2.         Die Gerichtskosten von Fr. 500.-- werden der Beschwerdegegnerin auferlegt. Rechnung und Einzahlungsschein werden der Kostenpflichtigen nach Eintritt der Rechtskraft zugestellt.
3.         Die Beschwerdegegnerin wird verpflichtet, der Beschwerdeführerin eine reduzierte Prozessentschädigung von Fr. 1'500.-- (inkl. Barauslagen und MWSt) zu bezahlen.

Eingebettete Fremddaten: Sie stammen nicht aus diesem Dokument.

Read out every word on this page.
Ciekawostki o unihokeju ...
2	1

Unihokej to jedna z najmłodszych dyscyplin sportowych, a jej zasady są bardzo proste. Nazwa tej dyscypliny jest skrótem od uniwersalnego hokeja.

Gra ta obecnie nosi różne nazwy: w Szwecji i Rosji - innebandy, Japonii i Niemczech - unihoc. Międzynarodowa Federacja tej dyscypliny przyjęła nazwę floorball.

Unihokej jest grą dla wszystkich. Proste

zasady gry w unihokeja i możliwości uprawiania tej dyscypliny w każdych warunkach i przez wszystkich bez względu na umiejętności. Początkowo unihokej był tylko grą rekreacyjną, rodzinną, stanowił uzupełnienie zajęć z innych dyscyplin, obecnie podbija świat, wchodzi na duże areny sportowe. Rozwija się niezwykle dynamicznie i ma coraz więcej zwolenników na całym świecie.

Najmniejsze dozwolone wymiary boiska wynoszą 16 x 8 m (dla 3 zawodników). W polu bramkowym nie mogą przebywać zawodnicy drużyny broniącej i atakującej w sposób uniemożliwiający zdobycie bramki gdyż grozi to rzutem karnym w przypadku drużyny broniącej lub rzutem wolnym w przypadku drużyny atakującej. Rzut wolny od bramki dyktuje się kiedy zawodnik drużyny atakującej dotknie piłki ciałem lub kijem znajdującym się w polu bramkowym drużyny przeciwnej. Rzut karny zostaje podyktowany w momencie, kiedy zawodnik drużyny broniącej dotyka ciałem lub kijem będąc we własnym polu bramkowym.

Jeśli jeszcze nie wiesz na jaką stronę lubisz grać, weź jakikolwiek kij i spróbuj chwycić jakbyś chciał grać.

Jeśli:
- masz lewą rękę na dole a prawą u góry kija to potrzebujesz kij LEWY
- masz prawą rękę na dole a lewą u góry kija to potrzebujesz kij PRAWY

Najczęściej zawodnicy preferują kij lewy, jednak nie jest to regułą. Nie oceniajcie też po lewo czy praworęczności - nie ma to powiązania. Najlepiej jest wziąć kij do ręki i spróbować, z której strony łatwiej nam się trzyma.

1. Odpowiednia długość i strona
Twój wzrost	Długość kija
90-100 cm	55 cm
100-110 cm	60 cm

4.         Zustellung gegen Empfangsschein an:
- Sozialversicherungsanstalt des Kantons Zürich, IV-Stelle
- Rechtsdienst Integration Handicap
- Bundesamt für Sozialversicherungen
sowie an:
- die Gerichtskasse (nach Eintritt der Rechtskraft)
5.         Gegen diesen Entscheid kann innert 30 Tagen seit der Zustellung beim Bundesgericht Beschwerde eingereicht werden (Art. 82 ff. in Verbindung mit Art. 90 ff. des Bundesgesetzes über das Bundesgericht, BGG). Die Frist steht während folgender Zeiten still: vom siebten Tag vor Ostern bis und mit dem siebten Tag nach Ostern, vom 15. Juli bis und mit 15. August sowie vom 18. Dezember bis und mit dem 2. Januar (Art. 46 BGG).
           Die Beschwerdeschrift ist dem Bundesgericht, Schweizerhofquai 6, 6004 Luzern, zuzustellen.
           Die Beschwerdeschrift hat die Begehren, deren Begründung mit Angabe der Beweismittel und die Unterschrift des Beschwerdeführers oder seines Vertreters zu enthalten; der angefochtene Entscheid sowie die als Beweismittel angerufenen Urkunden sind beizulegen, soweit die Partei sie in Händen hat (Art. 42 BGG).